Sydney is second in the world only to Hong Kong for having the most severely unafforadbale homes, according to the 4th Annual Demographia International Housing Affordability Survey.
The survey rates 293 markets for middle-income affordability using the Median Multiple, a ratio of the median house price by the median gross before tax annual household income.
The analysis shows Sydney with a Median Multiple of 12.9. More than 5 is considered severely unaffordable.
This chart shows the global rankings:
But it’s not just Australia’s biggest city which is unaffordable. Most of the rest of the Australia is in the expensive category compared to the rest of the world.

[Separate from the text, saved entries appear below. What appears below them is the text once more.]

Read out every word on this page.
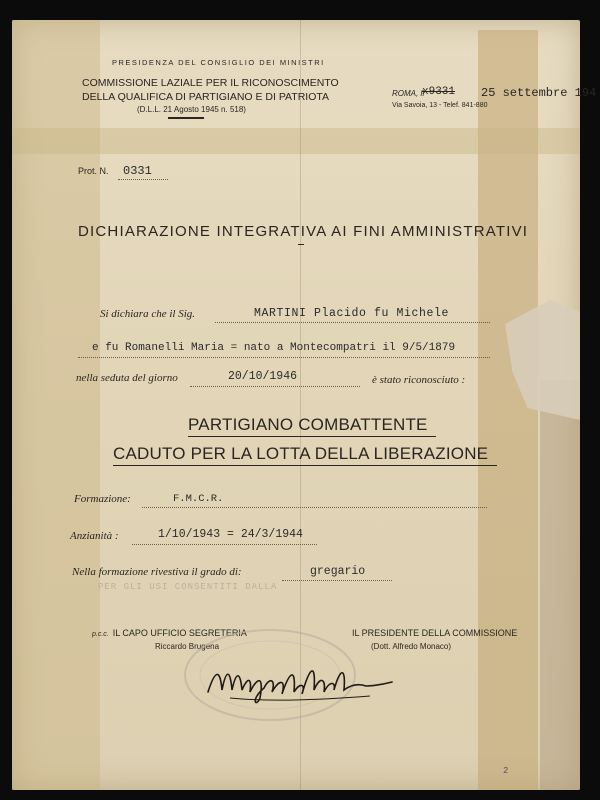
PRESIDENZA DEL CONSIGLIO DEI MINISTRI
COMMISSIONE LAZIALE PER IL RICONOSCIMENTO
DELLA QUALIFICA DI PARTIGIANO E DI PATRIOTA
(D.L.L. 21 Agosto 1945 n. 518)
ROMA, lì
x9331 25 settembre 194
Via Savoia, 13 - Telef. 841-880
Prot. N. 0331
DICHIARAZIONE INTEGRATIVA AI FINI AMMINISTRATIVI
Si dichiara che il Sig.	MARTINI Placido fu Michele
e fu Romanelli Maria = nato a Montecompatri il 9/5/1879
nella seduta del giorno	20/10/1946	è stato riconosciuto :
PARTIGIANO COMBATTENTE
CADUTO PER LA LOTTA DELLA LIBERAZIONE
Formazione:	F.M.C.R.
Anzianità :	1/10/1943 = 24/3/1944
Nella formazione rivestiva il grado di:	gregario
PER GLI USI CONSENTITI DALLA
p.c.c. IL CAPO UFFICIO SEGRETERIA
Riccardo Brugena
IL PRESIDENTE DELLA COMMISSIONE
(Dott. Alfredo Monaco)
2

“All of Australia’s five major housing markets are severely unaffordable,” says the report by Demographia, as this chart shows:
Melbourne has a Median Multiple of 9.9, Adelaide 6.6, Brisbane is 6.2 and Perth 5.9.
Housing affordability has become a hot political topic in Australia, especially in Sydney and Melboiurne where a hot property market has pushed those who would have been first home buyers out of the game.
Australia’s Housing Industry Association says affordability in Sydney has reached a critical level.
On average, Australian households with two income earners taking out an 80% loan-to-value loan, needed 28.7% of their monthly income to meet monthly mortgage repayments, according to Moody’s Investors Service.
Last year’s federal budget announced a series of measures, including making it easier to save for a home deposit, encouraging older Australians to move to smaller places and taking out some of the perks which make negative gearing such a lucrative way to invest.